このため、婚姻期間と職員として在職する期間が重複する部分の退職金は、夫婦の協力によって得た賃金(財産)となるため、退職金は財産分与の対象となる。
しかし、給付金は、退職金と異なり、まず、算定の方法が違う。
なぜならば、「自衛官の若年定年退職者給付金の制度趣旨」のその1及びその2で述べたように、給付金は定年退職時から60歳に至るまでの収入を補填するための制度であり、したがって、給付金は退職金のように過去の実績(在職期間)に基づく算定とはなっていない。これが、婚姻期間中に得た財産に該当しない理由になる。また、補填する制度といえども、一定の収入がある場合は、補填されないため、給付金は、退職後の収入を基準として算定しているこが明らかであり、退職金のように過去の労働力の対価としての賃金性は生じない。
第27条の4【所得による給付金の額の調整等】
若年定年退職者の退職した日の属する年の翌年(以下「退職の翌年」という。)におけるその者の所得金額が支給調整下限額(その者が退職の翌年まで自衛官として在職していたと仮定した場合においてその年に受けるべき俸給、扶養手当、営外手当、期末手当及び勤勉手当の合計額として政令で定めるところにより計算した額に相当する額(以下「給与年額相当額」という。)からその者に係る俸給月額に六を乗じて得た額を減じた額をいう。以下同じ。)を超え、支給調整上限額(その者に係る給与年額相当額からその者に係る俸給月額に一・七一四を乗じて得た額を減じた額をいう。以下同じ。
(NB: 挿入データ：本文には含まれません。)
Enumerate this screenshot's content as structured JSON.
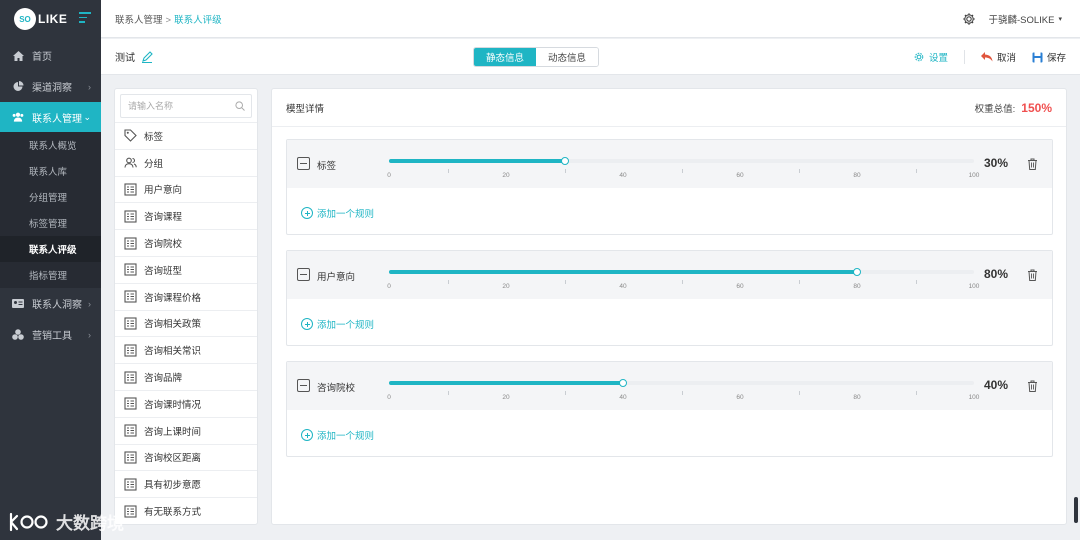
{
  "brand": {
    "logo_badge": "SO",
    "logo_text": "LIKE",
    "accent": "#1fb5c4",
    "sidebar_bg": "#2f343d"
  },
  "sidebar": {
    "items": [
      {
        "label": "首页",
        "icon": "home-icon"
      },
      {
        "label": "渠道洞察",
        "icon": "pie-chart-icon"
      },
      {
        "label": "联系人管理",
        "icon": "users-icon"
      },
      {
        "label": "联系人洞察",
        "icon": "id-card-icon"
      },
      {
        "label": "营销工具",
        "icon": "tools-icon"
      }
    ],
    "subitems": [
      "联系人概览",
      "联系人库",
      "分组管理",
      "标签管理",
      "联系人评级",
      "指标管理"
    ]
  },
  "breadcrumb": {
    "parent": "联系人管理",
    "separator": ">",
    "current": "联系人评级"
  },
  "user": {
    "name": "于骁麟-SOLIKE"
  },
  "toolbar": {
    "title": "测试",
    "tab_static": "静态信息",
    "tab_dynamic": "动态信息",
    "settings_label": "设置",
    "cancel_label": "取消",
    "save_label": "保存"
  },
  "left_panel": {
    "search_placeholder": "请输入名称",
    "items": [
      {
        "label": "标签",
        "icon": "tag-icon"
      },
      {
        "label": "分组",
        "icon": "group-icon"
      },
      {
        "label": "用户意向",
        "icon": "form-icon"
      },
      {
        "label": "咨询课程",
        "icon": "form-icon"
      },
      {
        "label": "咨询院校",
        "icon": "form-icon"
      },
      {
        "label": "咨询班型",
        "icon": "form-icon"
      },
      {
        "label": "咨询课程价格",
        "icon": "form-icon"
      },
      {
        "label": "咨询相关政策",
        "icon": "form-icon"
      },
      {
        "label": "咨询相关常识",
        "icon": "form-icon"
      },
      {
        "label": "咨询品牌",
        "icon": "form-icon"
      },
      {
        "label": "咨询课时情况",
        "icon": "form-icon"
      },
      {
        "label": "咨询上课时间",
        "icon": "form-icon"
      },
      {
        "label": "咨询校区距离",
        "icon": "form-icon"
      },
      {
        "label": "具有初步意愿",
        "icon": "form-icon"
      },
      {
        "label": "有无联系方式",
        "icon": "form-icon"
      }
    ]
  },
  "main_panel": {
    "title": "模型详情",
    "total_label": "权重总值:",
    "total_value": "150%",
    "total_color": "#f05050",
    "slider_ticks": [
      "0",
      "20",
      "40",
      "60",
      "80",
      "100"
    ],
    "add_rule_label": "添加一个规则",
    "rules": [
      {
        "name": "标签",
        "weight": 30,
        "weight_label": "30%"
      },
      {
        "name": "用户意向",
        "weight": 80,
        "weight_label": "80%"
      },
      {
        "name": "咨询院校",
        "weight": 40,
        "weight_label": "40%"
      }
    ]
  },
  "watermark": {
    "text": "大数跨境"
  }
}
)に満たない場合には、前条第2項及び第3項の規定にかかわらず、第二回目の給付金の額は、これらの規定により計算した第二回目の給付金の額に相当する額に、その者に係る支給調整上限額から退職の翌年におけるその者の所得金額を減じた額をその者に係る支給調整上限額からその者に係る支給調整下限額を減じた額で除して得た率を乗じて得た額とする。
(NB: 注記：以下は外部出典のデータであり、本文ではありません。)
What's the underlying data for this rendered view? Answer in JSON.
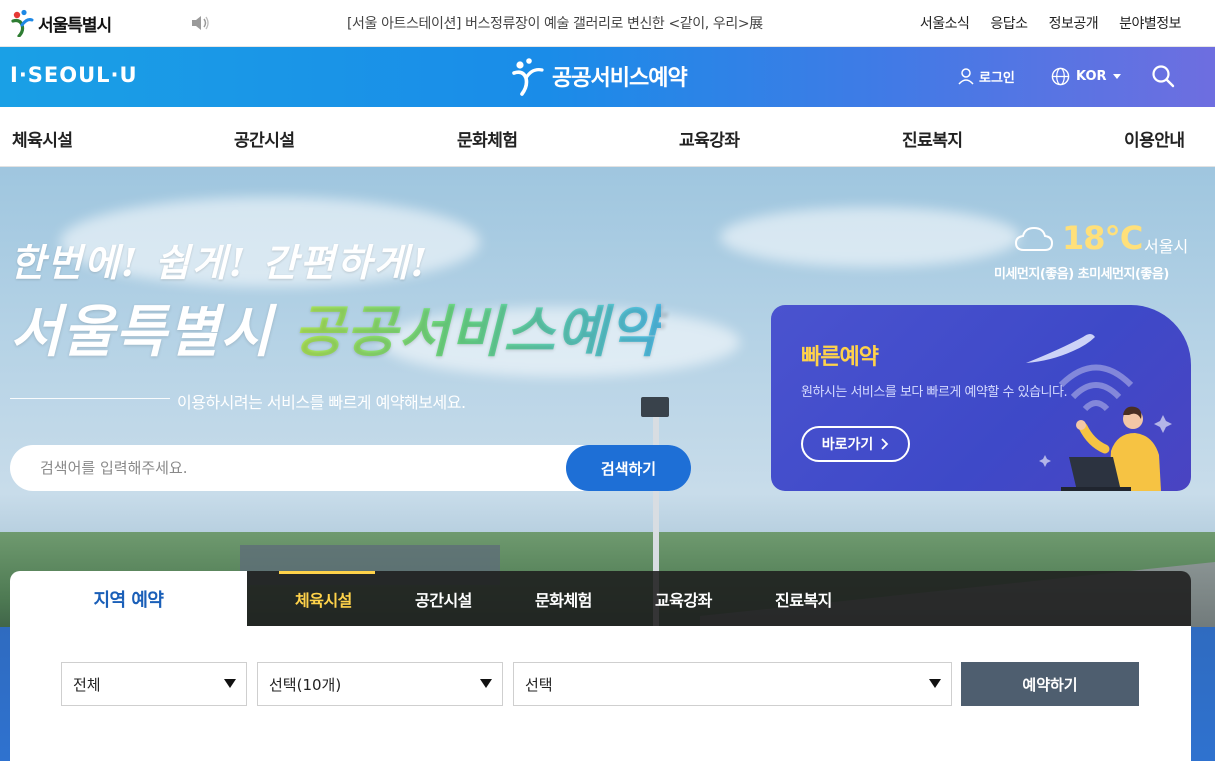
{
  "topbar": {
    "logo_text": "서울특별시",
    "ticker": "[서울 아트스테이션] 버스정류장이 예술 갤러리로 변신한 <같이, 우리>展",
    "links": [
      "서울소식",
      "응답소",
      "정보공개",
      "분야별정보"
    ]
  },
  "header": {
    "slogan": "I·SEOUL·U",
    "brand": "공공서비스예약",
    "login": "로그인",
    "lang": "KOR"
  },
  "nav": {
    "items": [
      "체육시설",
      "공간시설",
      "문화체험",
      "교육강좌",
      "진료복지",
      "이용안내"
    ]
  },
  "hero": {
    "line1": "한번에! 쉽게! 간편하게!",
    "line2_a": "서울특별시",
    "line2_b": "공공서비스예약",
    "sub": "이용하시려는 서비스를 빠르게 예약해보세요.",
    "search_placeholder": "검색어를 입력해주세요.",
    "search_button": "검색하기"
  },
  "weather": {
    "temp": "18℃",
    "city": "서울시",
    "dust": "미세먼지(좋음) 초미세먼지(좋음)"
  },
  "quick": {
    "title": "빠른예약",
    "desc": "원하시는 서비스를 보다 빠르게 예약할 수 있습니다.",
    "go": "바로가기"
  },
  "panel": {
    "region_tab": "지역 예약",
    "tabs": [
      "체육시설",
      "공간시설",
      "문화체험",
      "교육강좌",
      "진료복지"
    ],
    "active_tab": "체육시설",
    "select1": "전체",
    "select2": "선택(10개)",
    "select3": "선택",
    "reserve": "예약하기"
  },
  "colors": {
    "primary_blue": "#1e6fd6",
    "accent_yellow": "#ffd24a",
    "quick_card": "#4a53cf",
    "reserve_btn": "#4e5e6f"
  }
}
2 若年定年退職者の退職の翌年における所得金額がその者に係る支給調整上限額以上である場合には、前条第1項の規定にかかわらず、第二回目の給付金は、支給しない。
3 第一回目の給付金の支給を受けた若年定年退職者の退職の翌年における所得金額が次の各号のいずれかに該当する場合には、その者は、当該各号に定める金額を返納しなければならない。
①その者に係る支給調整上限額を超え、その者に係る給与年額相当額に満たない場合 その者の支給を受けた第一回目の給付金の額に、その者の退職の翌年における所得金額からその者に係る支給調整上限額を減じた額をその者に係る給与年額相当額からその者に係る支給調整上限額を減じた額で除して得た率を乗じて得た額に相当する金額
②その者に係る給与年額相当額以上である場合 その者の支給を受けた第一回目の給付金の額に相当する金額
4 前三項に規定する所得金額は、所得税法第27条第2項に規定する事業所得の金額と同法第28条第2項に規定する給与所得の金額との合計額を同項に規定する給与所得の金額と仮定した場合において当該金額の計算の基礎となるべき同項に規定する給与等の収入金額に相当する金額とする。ただし、退職の翌年の途中から就業した若年定年退職者その他の政令で定める者については、その金額を基礎として政令で定めるところにより計算した金額とする。
このように給与法では、支給調整の上限額と下限額が定められており、所得が下限額に満たない場合は、全額支給されるが、上限額と下限額の範囲内のときは減額され、上限額を超える場合は、2回目が支給されず、しかも、上限額を超え、さらに現職当時の給与に相当する所得があるときは、1回目に受給した給付金を返納しなければならないのである。
すなわち、退職時に支給される1回目の給付金は、「とりあえず渡すけれど、まだ、将来の所得額が分からないので、支給が確定したものではないよ」という意味になる。そして、退職の翌年の所得額が判明して、はじめて給付金の額が調整により確定する。したがって、2回目の支給時期が退職した年の翌々年となるのである。これは、何度も繰り返し述べてきたが、給付金が退職後の将来の所得を補填する制度だからだ。
このように給付金の制度は、いわば将来の所得を構成する機能を有すると考えられ、過去の婚姻期間中に得た財産にはあたらないと解釈するのが妥当である。
もし、過去の婚姻期間中に得た財産であるとするならば、なぜ、減額や返納、不支給があるのか説明がつかない。
よって、給付金は、退職金とはその法的性質が異なり、財産分与の対象にはならないと、私は主張する。